A negritude de Obama é uma vitória fundamental dos negros americanos, certo?
Errado.
Sou obamista convicto, mas reconheço a melancólica verdade: Obama não representa o negro americano. Porque ele não é descendente de escravos. Seu pai é queniano; sua mãe, branca de leite. Durante a campanha, assessores empenharam-se para lhe traçar a árvore genealógica e tentar provar que, entre seus antepassados por parte de mãe, estava não apenas um escravo, mas o primeiro dos escravos americanos. Claro que poucos acreditam nisso. O que não importa mais: Obama já se elegeu.
Resta a questão: se ele de fato se soubesse descendente de escravos, demonstraria igual confiança e serenidade?
Duvido.
Descendentes de escravos têm história parecida com a de Malcolm X. O pai de Malcolm foi espancado brutalmente por homens brancos e jogado nos trilhos do trem para ser atropelado. Teve o corpo praticamente partido em dois. Sobreviveu por horas, sentindo dores atrozes até morrer. A mãe de Malcolm, empobrecida, acabou enlouquecendo. Ele foi separado dos irmãos e levado para um orfanato.
Existe chance de alguém, com um passado desses, não ser um revoltado?
Os negros americanos são revoltados. Não apenas por sua história privada, mas pela história de seu povo em geral.
São muitos os povos que formam os Estados Unidos, como já disse, e os negros foram colocados abaixo de todos eles.
A infância de um país é como a de um indivíduo: decisiva na formação da personalidade. O Brasil começou pelas capitanias hereditárias, cada qual com um dono. Depois, experimentou um longo período de monarquia.
Então, o comum das pessoas estava posto sob os donatários das capitanias ou sob a nobreza que cercava o rei.

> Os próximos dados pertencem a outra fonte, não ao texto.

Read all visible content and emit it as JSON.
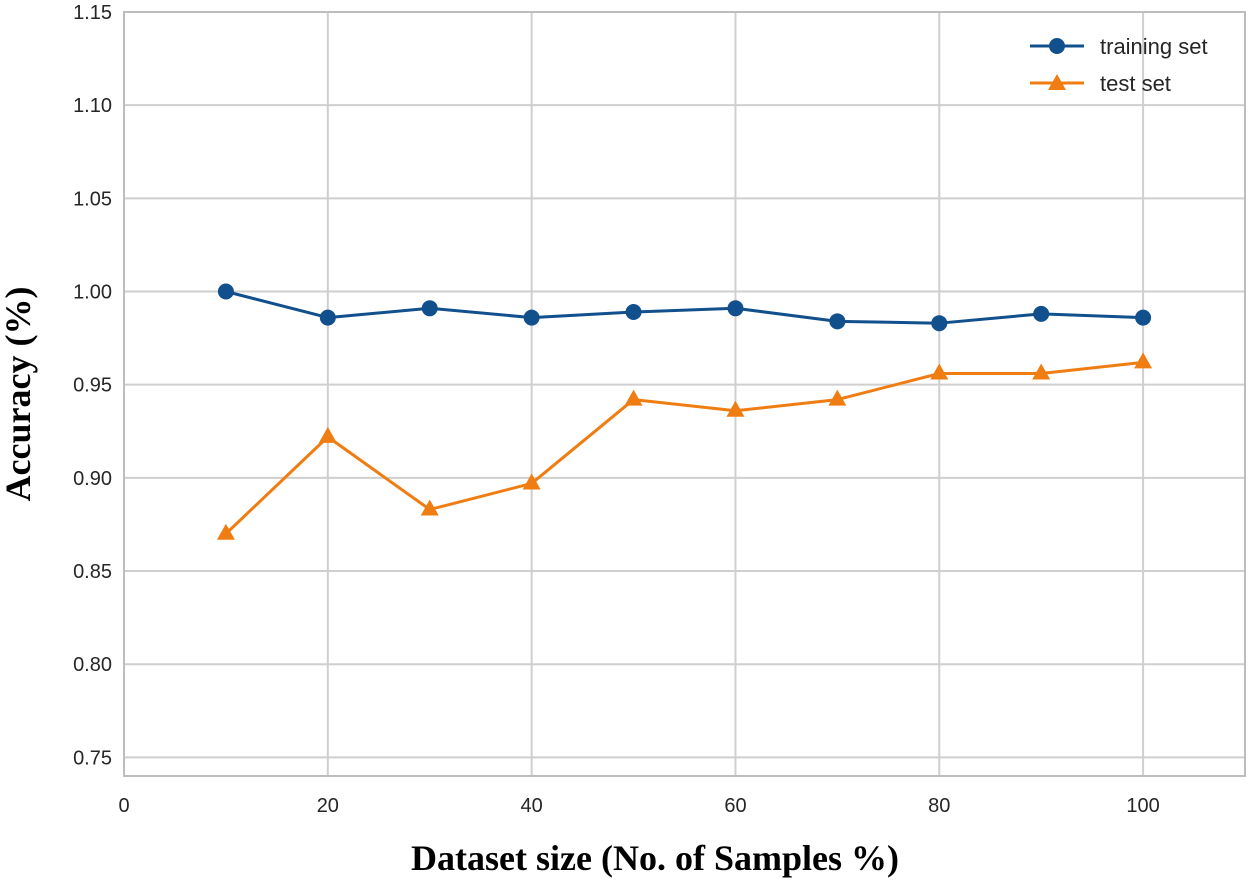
{
  "chart_data": {
    "type": "line",
    "title": "",
    "xlabel": "Dataset size (No. of Samples %)",
    "ylabel": "Accuracy (%)",
    "xlim": [
      0,
      110
    ],
    "ylim": [
      0.74,
      1.15
    ],
    "x_ticks": [
      0,
      20,
      40,
      60,
      80,
      100
    ],
    "x_tick_labels": [
      "0",
      "20",
      "40",
      "60",
      "80",
      "100"
    ],
    "y_ticks": [
      0.75,
      0.8,
      0.85,
      0.9,
      0.95,
      1.0,
      1.05,
      1.1,
      1.15
    ],
    "y_tick_labels": [
      "0.75",
      "0.80",
      "0.85",
      "0.90",
      "0.95",
      "1.00",
      "1.05",
      "1.10",
      "1.15"
    ],
    "grid": true,
    "legend_position": "top-right",
    "x": [
      10,
      20,
      30,
      40,
      50,
      60,
      70,
      80,
      90,
      100
    ],
    "series": [
      {
        "name": "training set",
        "color": "#11508c",
        "marker": "circle",
        "values": [
          1.0,
          0.986,
          0.991,
          0.986,
          0.989,
          0.991,
          0.984,
          0.983,
          0.988,
          0.986
        ]
      },
      {
        "name": "test set",
        "color": "#f07d12",
        "marker": "triangle",
        "values": [
          0.87,
          0.922,
          0.883,
          0.897,
          0.942,
          0.936,
          0.942,
          0.956,
          0.956,
          0.962
        ]
      }
    ]
  }
}
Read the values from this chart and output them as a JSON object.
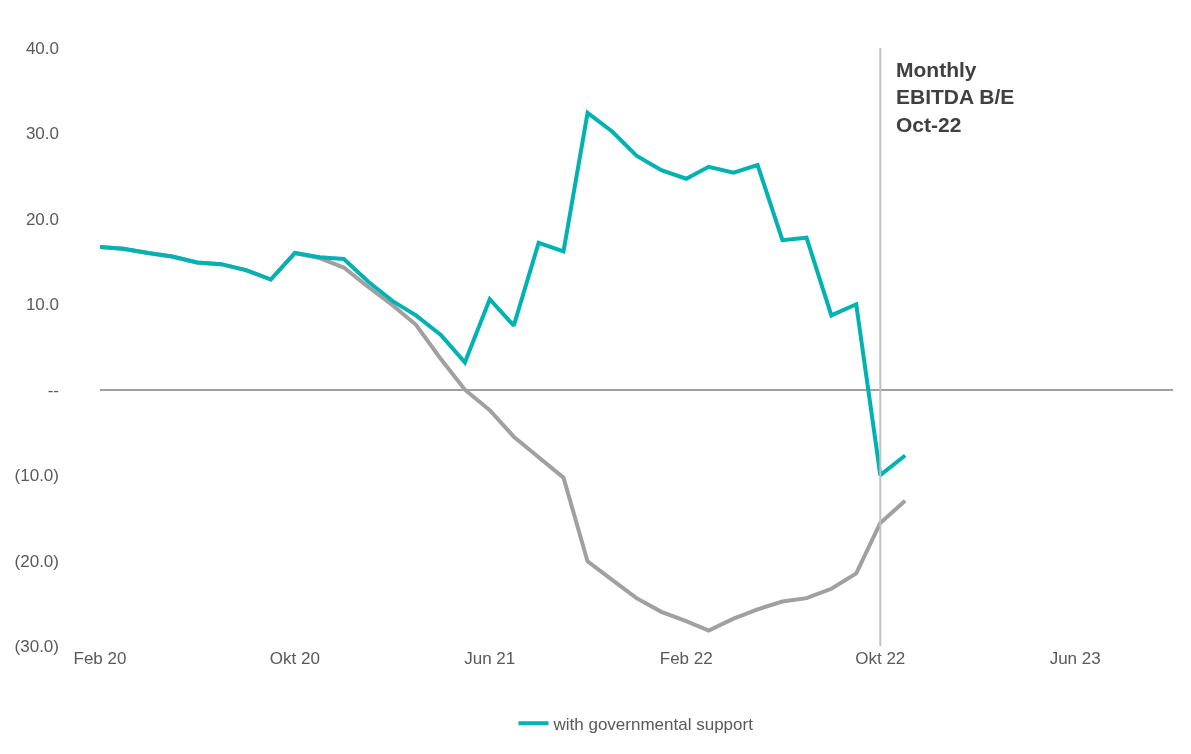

Nos Estados Unidos, os pioneiros fundadores das 13 colônias vieram com suas famílias e estabeleceram-se em pé de igualdade para criar uma nova nação. Nunca houve um rei ou um ditador nos Estados Unidos. Desde o início, alcançou-se consenso no que Rousseau chamava de "contrato social" - quem veio para cá, veio para viver sob a lei. Lei que os próprios colonos escreveram.
O objetivo dos homens que se mudaram para o norte da América era inventar um lugar em que se vivesse com liberdade e igualdade. O objetivo dos homens que se mudaram para o sul da América era ganhar dinheiro.
Os únicos homens aos quais foram negadas a liberdade e a igualdade, nos Estados Unidos, foram os negros. Só em 1865 eles conquistaram a liberdade. Só cem anos depois disso eles conquistaram a igualdade. Assim, os negros sentiam-se oprimidos por todos os brancos, nos Estados Unidos, e sentem-se ainda.
No Brasil, negros e brancos eram oprimidos primeiro pelos donatários das capitanias, depois pelos nobres e, por fim, por todos os que amealham relativa quantidade de dinheiro ou de poder, inclusive eventuais negros ricos e poderosos. No Brasil, não há diferenças significativas entre a miséria de um branco e a de um negro.
É claro que nos Estados Unidos as desigualdades existem e se acentuaram, mas os princípios fundadores do país continuam os mesmos: a mesma intenção dos pioneiros, de dar aos cidadãos garantias de oportunidades iguais e de preservação da individualidade. Os negros, que há apenas 50 anos ganharam os seus direitos civis, se ressentem da opressão dos brancos no sul do país, e os brancos, sentindo esse ressentimento, ressentem-se também.
Os negros pobres brasileiros, de certa forma, irmanaram-se aos brancos pobres brasileiros, e por isso a miscigenação é mais suave no Brasil.
Daí surge a importantíssima concepção que cada povo tem do Estado. Nos Estados Unidos, os cidadãos se sentem formadores do Estado, com exceção dos negros, que não participaram desse pacto. No Brasil, o Estado é uma entidade que está acima do cidadão. O Estado são "eles", e "eles" estão sempre prontos a nos sacanear. Há muito que falar disso. Mas é assunto para outro dia. Um dia qualquer.